Multiple different platforms (steam reviews, reddit, FB comment sections etc, youtube comments) I have seen people asking for the change. I’ve done polls in various different online discussion boards, and every time it’s a vast majority of people that want change. In fact the “I don’t care” option is usually around 8-10%, and it’s still higher than “keep them as they are”.
So while it won’t please literally everyone, it will for a reasonably large chunk of players.
Wish more people understood that. Saying this ever since the change.
Optimal is a difficult term to define. I think we should try variety and avoid extra armor for Burmese EA at all cost. Extra HP is a different way to approach that while still maintaining variety. Even more variety will be Howdah gives EA +1 attack, +1 range which makes more sense as EA have Howdah but BE doesn’t.
Except these aren’t random samples - they’re samples of people who care enough to find such surveys (and care enough to answer it). What I’m noting here is that it is difficult to get a representative sample of AoE2 players. People who are “meh” tend not to leave reviews. People who are “meh” aren’t as likely to be on reddit, or Facebook, or on YouTube watching AoE2 videos. By the nature of these surveys, you’re likely to get a small vocal sample (which biases heavily towards people who would care) rather than a representative sample. And that’s before the possibility of the question itself biasing the responses.

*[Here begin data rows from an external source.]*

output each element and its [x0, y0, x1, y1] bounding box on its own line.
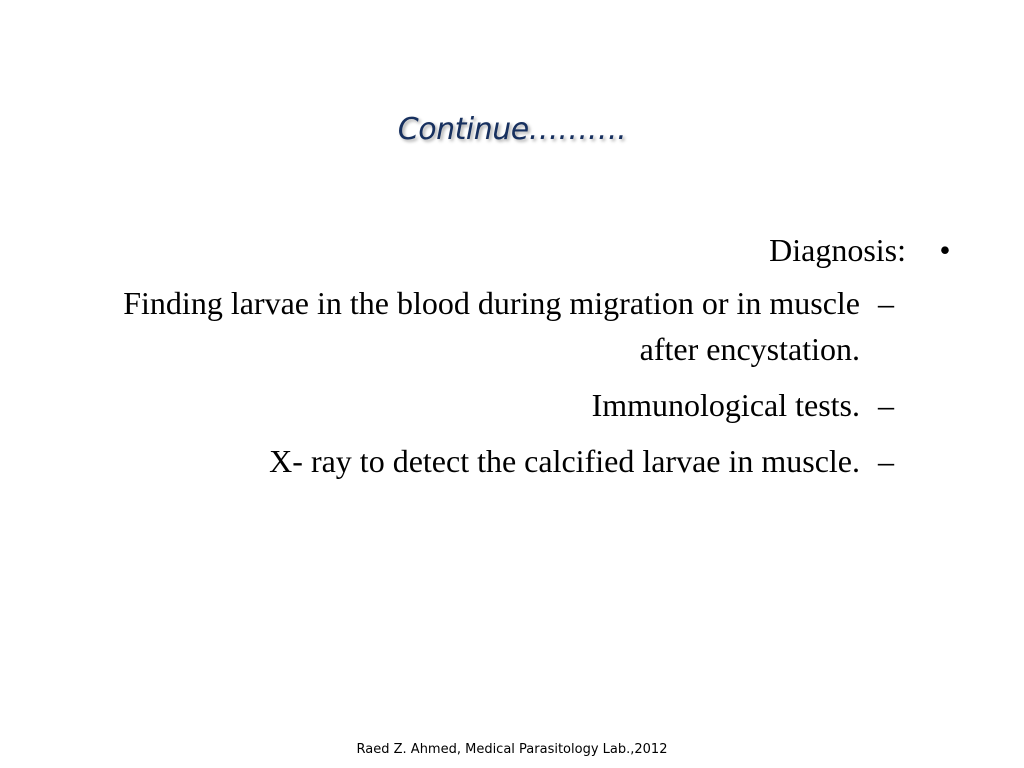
- dash-marker: –: [878, 387, 894, 423]
- bullet-text: Diagnosis:: [769, 232, 906, 268]
- sub-item-x-ray: [60, 438, 894, 484]
- slide-content: [60, 230, 960, 484]
- sub-item-text: Finding larvae in the blood during migration or in muscle after encystation.: [123, 285, 860, 367]
- slide-footer: Raed Z. Ahmed, Medical Parasitology Lab.,2012: [356, 742, 668, 757]
- sub-item-text: Immunological tests.: [591, 387, 860, 423]
- sub-item-finding-larvae: [60, 280, 894, 372]
- sub-item-immunological-tests: [60, 382, 894, 428]
- dash-marker: –: [878, 285, 894, 321]
- dash-marker: –: [878, 443, 894, 479]
- slide-title: Continue……….: [397, 112, 627, 147]
- sub-item-text: X- ray to detect the calcified larvae in muscle.: [269, 443, 860, 479]
- bullet-marker: •: [939, 232, 951, 268]
- bullet-item-diagnosis: [60, 230, 960, 270]
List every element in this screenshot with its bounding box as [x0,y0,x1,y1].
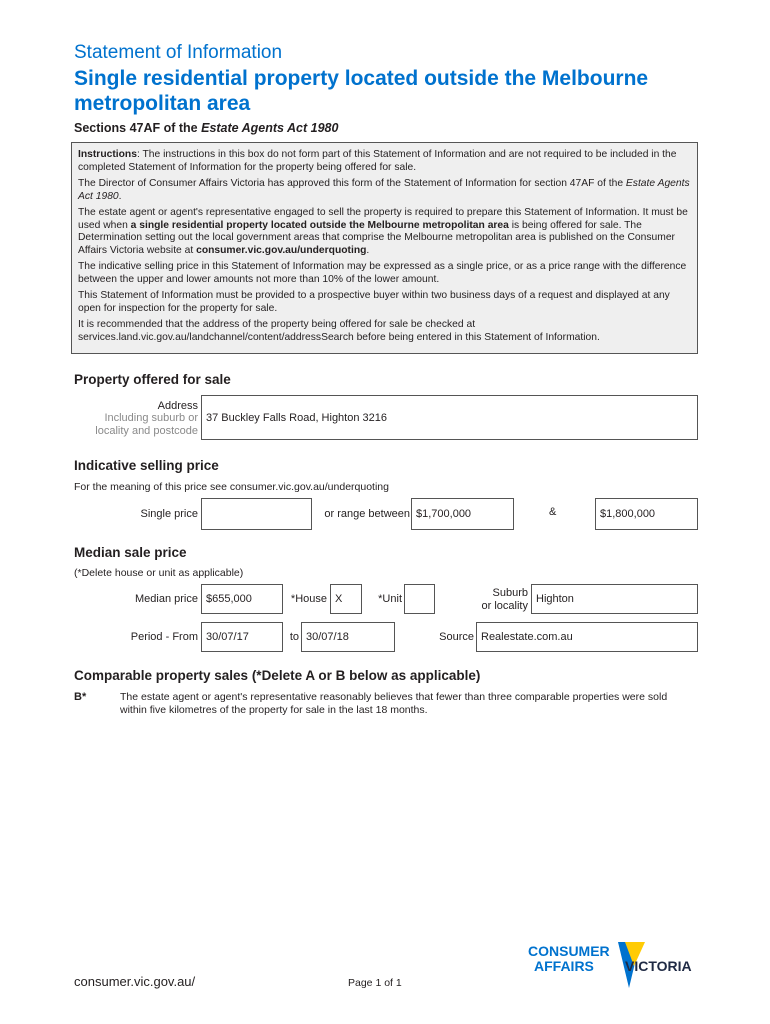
instructions-p1 [78,149,691,174]
range-low-field[interactable]: $1,700,000 [411,498,514,530]
consumer-affairs-victoria-logo [528,940,708,990]
unit-checkbox[interactable] [404,584,435,614]
source-field[interactable]: Realestate.com.au [476,622,698,652]
sections-prefix: Sections 47AF of the [74,121,202,135]
single-price-field[interactable] [201,498,312,530]
instructions-p1-text: : The instructions in this box do not form part of this Statement of Information and are not required to be included in the completed Statement of Information for the property being offered for sale. [78,149,677,173]
instructions-p2-text: The Director of Consumer Affairs Victoria has approved this form of the Statement of Information for section 47AF of the [78,178,626,189]
house-checkbox[interactable]: X [330,584,362,614]
instructions-p3 [78,207,691,257]
median-note: (*Delete house or unit as applicable) [74,567,244,579]
instructions-p3-link[interactable]: consumer.vic.gov.au/underquoting [196,244,367,256]
instructions-label: Instructions [78,149,137,160]
option-b-text: The estate agent or agent's representative reasonably believes that fewer than three comparable properties were sold within five kilometres of the property for sale in the last 18 months. [120,691,668,716]
median-price-field[interactable]: $655,000 [201,584,283,614]
instructions-p3-b: a single residential property located outside the Melbourne metropolitan area [130,219,509,231]
range-ampersand: & [549,506,557,518]
instructions-p2 [78,178,691,203]
logo-text-victoria: VICTORIA [625,958,692,974]
range-label: or range between [324,508,410,520]
period-to-field[interactable]: 30/07/18 [301,622,395,652]
page-number: Page 1 of 1 [348,977,402,989]
property-heading: Property offered for sale [74,372,231,387]
period-to-label: to [289,631,299,643]
unit-label: *Unit [378,593,402,605]
instructions-box [71,142,698,354]
footer-url[interactable]: consumer.vic.gov.au/ [74,974,196,989]
house-label: *House [290,593,327,605]
instructions-p3-a: The estate agent or agent's representative engaged to sell the property is required to prepare this Statement of Information. It must be used when [78,207,688,231]
suburb-field[interactable]: Highton [531,584,698,614]
instructions-p2-act: Estate Agents Act 1980 [78,178,690,202]
single-price-label: Single price [140,508,198,520]
comparable-heading: Comparable property sales (*Delete A or B below as applicable) [74,668,481,683]
instructions-p6: It is recommended that the address of the property being offered for sale be checked at services.land.vic.gov.au/landchannel/content/addressSearch before being entered in this Statement of Information. [78,319,600,343]
sections-reference [74,121,338,135]
instructions-p4: The indicative selling price in this Statement of Information may be expressed as a single price, or as a price range with the difference between the upper and lower amounts not more than 10% of the lower amount. [78,261,687,285]
period-from-field[interactable]: 30/07/17 [201,622,283,652]
source-label: Source [439,631,474,643]
address-field[interactable]: 37 Buckley Falls Road, Highton 3216 [201,395,698,440]
instructions-p2-end: . [118,190,122,202]
address-sublabel-1: Including suburb or [104,412,198,424]
instructions-p3-c: is being offered for sale. The Determination setting out the local government areas that comprise the Melbourne metropolitan area is published on the Consumer Affairs Victoria website at [78,219,675,256]
median-price-label: Median price [135,593,198,605]
logo-text-affairs: AFFAIRS [534,958,594,974]
range-high-field[interactable]: $1,800,000 [595,498,698,530]
indicative-heading: Indicative selling price [74,458,219,473]
suburb-label: Suburb [492,587,528,599]
document-title: Single residential property located outside the Melbourne metropolitan area [74,67,649,115]
instructions-p5: This Statement of Information must be provided to a prospective buyer within two business days of a request and displayed at any open for inspection for the property for sale. [78,290,670,314]
period-from-label: Period - From [130,631,198,643]
option-b-label: B* [74,691,87,703]
logo-text-consumer: CONSUMER [528,943,610,959]
median-heading: Median sale price [74,545,187,560]
indicative-note: For the meaning of this price see consumer.vic.gov.au/underquoting [74,481,389,493]
sections-act: Estate Agents Act 1980 [201,121,339,135]
suburb-label-2: or locality [481,600,528,612]
instructions-p3-e: . [366,244,370,256]
document-type: Statement of Information [74,42,283,63]
address-sublabel-2: locality and postcode [95,425,198,437]
address-label: Address [157,400,198,412]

These surveys were not hidden. They existed on the front pages of several discussion forums in plain view. And some you didn’t even have to click on the topic to vote.
Yes you cannot catch everyone; but given the limitations, I felt I got a pretty broad swathe.
That’s highly subjective. People who are vaguely interested about the game itself tend not to do this. People are interested in the game (but not necessarily supportive of specific changes) will be on these sites.
The devs cared enough to change the architecture of other civs to more accurate ones before; Persians are the odd one out at this point. So it’s not like this sort of change is foreign to the game.